Orang Sakit

by - July 26, 2008

HASAN yakin ia sedang berada di dalam sebuah rumah sakit besar, bersama para pasien, lengkap dengan keluhan-keluhan rasa sakitnya. Rumah sakit besar itu adalah kumpulan klinik. Semula ia tidak yakin soal itu. Tapi, setelah ia berbicaralah dengan sebagian besar manusia, barulah ia yakin.


Mula-mula ia mengajak tukang becak ngobrol-ngobrol. Ketika si tukang becak meng-goes dan ia duduk di dalamnya, sepanjang perjalanan dari pasar ke rumah, ia mencatat sekian banyak keluhan berkaitan rasa sakit yang diderita rakyat kecil. Si tukang becak mengeluh: "Bagaimana para anggota DPRD Lampung itu? Mereka cuma mengurus urusan pribadi, sibuk memperkaya diri. Mereka membicarakan soal bangunan yang tidak memiliki Izin Mendirikan Bangunan (IMB) bukan supaya peraturan dilaksanakan, tetapi agar mereka punya celah untuk "menggerogoti" pengusaha".


Suatu ketika ia berada di gedung DPRD Lampung, dan bercakap-cakap dengan beberapa wakil rakyat. Ia, kembali, mencatat keluhan-keluhan rasa sakit yang diderita para wakil rakyat. Rasa sakit berkaitan perilaku eksekutif, rasa sakit akibat perilaku pengurus partai politik, dan rasa sakit akibat perilaku kawan-kawan sesama legislatif. "Saya tidak mengerti mengapa recal tetap ada, padahal jelas melanggar hak asasi seseorang. Ini negara sedang menuju kehancuran. Itu akibatnya kalau pemimpin tak punya visi ke depan," keluh seorang anggota Dewan.

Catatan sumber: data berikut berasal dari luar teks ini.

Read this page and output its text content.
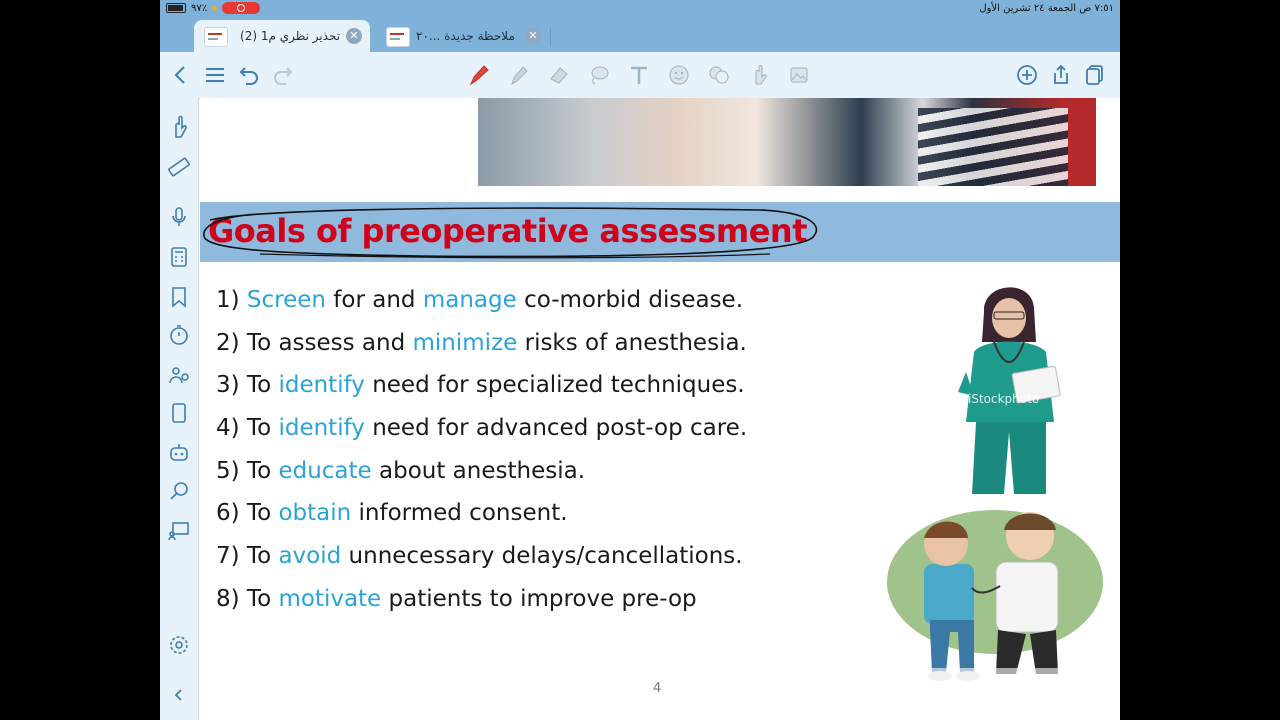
٩٧٪	٧:٥١ ص الجمعة ٢٤ تشرين الأول
✕
تحذير نظري م1 (2)	ملاحظة جديدة ...٢٠	✕
Goals of preoperative assessment
1) Screen for and manage co-morbid disease.
2) To assess and minimize risks of anesthesia.
3) To identify need for specialized techniques.
4) To identify need for advanced post-op care.
5) To educate about anesthesia.
6) To obtain informed consent.
7) To avoid unnecessary delays/cancellations.
8) To motivate patients to improve pre-op
iStockphoto
4
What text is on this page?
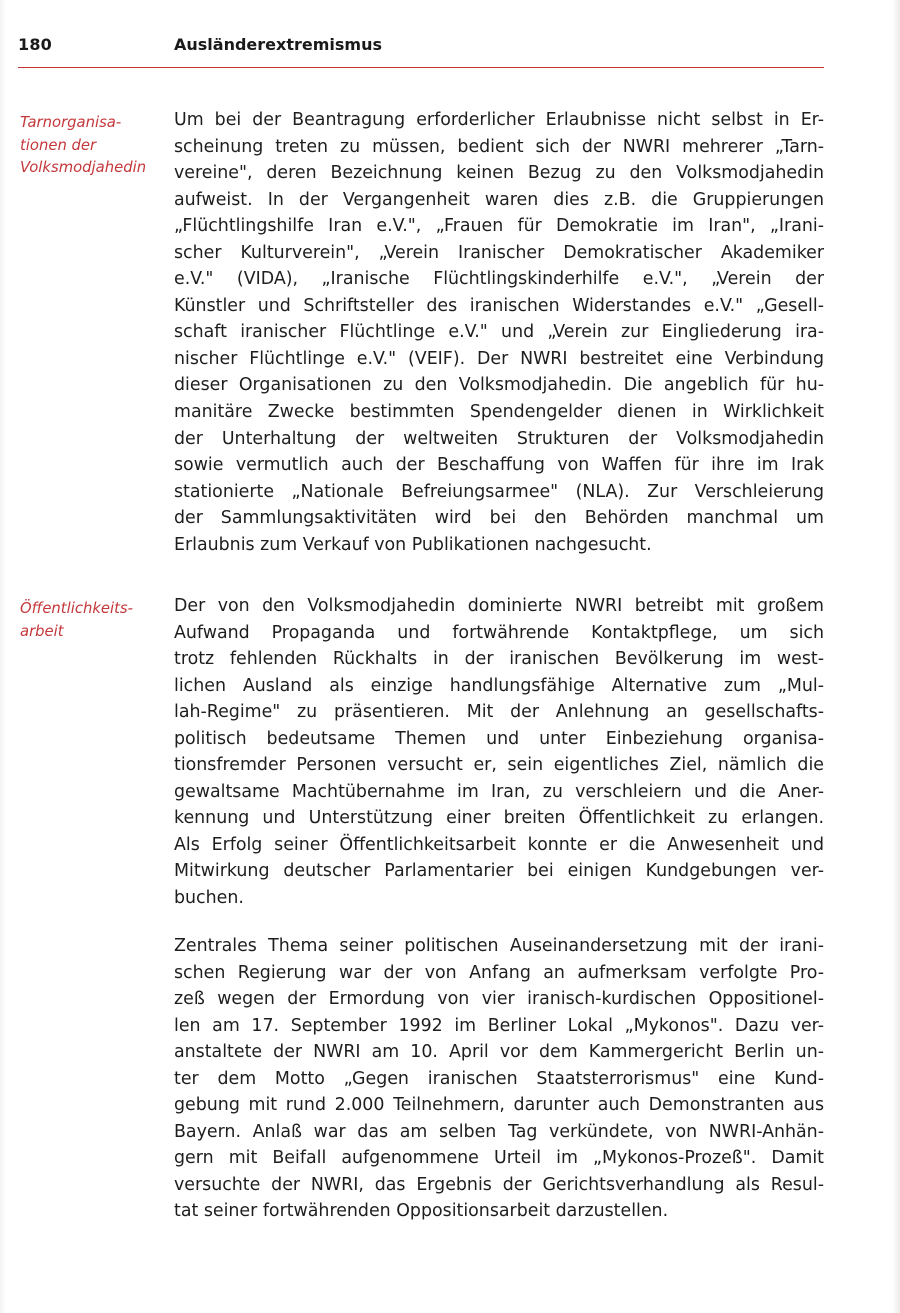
180	Ausländerextremismus
Tarnorganisa-
tionen der
Volksmodjahedin
Öffentlichkeits-
arbeit
Um bei der Beantragung erforderlicher Erlaubnisse nicht selbst in Er-
scheinung treten zu müssen, bedient sich der NWRI mehrerer „Tarn-
vereine", deren Bezeichnung keinen Bezug zu den Volksmodjahedin
aufweist. In der Vergangenheit waren dies z.B. die Gruppierungen
„Flüchtlingshilfe Iran e.V.", „Frauen für Demokratie im Iran", „Irani-
scher Kulturverein", „Verein Iranischer Demokratischer Akademiker
e.V." (VIDA), „Iranische Flüchtlingskinderhilfe e.V.", „Verein der
Künstler und Schriftsteller des iranischen Widerstandes e.V." „Gesell-
schaft iranischer Flüchtlinge e.V." und „Verein zur Eingliederung ira-
nischer Flüchtlinge e.V." (VEIF). Der NWRI bestreitet eine Verbindung
dieser Organisationen zu den Volksmodjahedin. Die angeblich für hu-
manitäre Zwecke bestimmten Spendengelder dienen in Wirklichkeit
der Unterhaltung der weltweiten Strukturen der Volksmodjahedin
sowie vermutlich auch der Beschaffung von Waffen für ihre im Irak
stationierte „Nationale Befreiungsarmee" (NLA). Zur Verschleierung
der Sammlungsaktivitäten wird bei den Behörden manchmal um
Erlaubnis zum Verkauf von Publikationen nachgesucht.
Der von den Volksmodjahedin dominierte NWRI betreibt mit großem
Aufwand Propaganda und fortwährende Kontaktpflege, um sich
trotz fehlenden Rückhalts in der iranischen Bevölkerung im west-
lichen Ausland als einzige handlungsfähige Alternative zum „Mul-
lah-Regime" zu präsentieren. Mit der Anlehnung an gesellschafts-
politisch bedeutsame Themen und unter Einbeziehung organisa-
tionsfremder Personen versucht er, sein eigentliches Ziel, nämlich die
gewaltsame Machtübernahme im Iran, zu verschleiern und die Aner-
kennung und Unterstützung einer breiten Öffentlichkeit zu erlangen.
Als Erfolg seiner Öffentlichkeitsarbeit konnte er die Anwesenheit und
Mitwirkung deutscher Parlamentarier bei einigen Kundgebungen ver-
buchen.
Zentrales Thema seiner politischen Auseinandersetzung mit der irani-
schen Regierung war der von Anfang an aufmerksam verfolgte Pro-
zeß wegen der Ermordung von vier iranisch-kurdischen Oppositionel-
len am 17. September 1992 im Berliner Lokal „Mykonos". Dazu ver-
anstaltete der NWRI am 10. April vor dem Kammergericht Berlin un-
ter dem Motto „Gegen iranischen Staatsterrorismus" eine Kund-
gebung mit rund 2.000 Teilnehmern, darunter auch Demonstranten aus
Bayern. Anlaß war das am selben Tag verkündete, von NWRI-Anhän-
gern mit Beifall aufgenommene Urteil im „Mykonos-Prozeß". Damit
versuchte der NWRI, das Ergebnis der Gerichtsverhandlung als Resul-
tat seiner fortwährenden Oppositionsarbeit darzustellen.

Beberapa jam kemudian, ia bertemu seorang pejabat pemerintah daerah. Sebutlah orang itu seorang kepala dinas, dan ia mendengarkan keluhannya. "Saya tidak mengerti apa isi kepala para anggota Dewan itu. Sebagai pejabat pemerintah, saya punya tanggung jawab untuk meningkatkan pendapatan asli daerah (PAD), tetapi sebagian besar PAD itu malah untuk membayar gaji mereka. Ditambah perilaku para pengusaha yang selalu meminta dinomorsatukan dalam urusan pembagian proyek, sementara soal pembayaran pajak mereka meminta diposisikan di nomor ke sekian."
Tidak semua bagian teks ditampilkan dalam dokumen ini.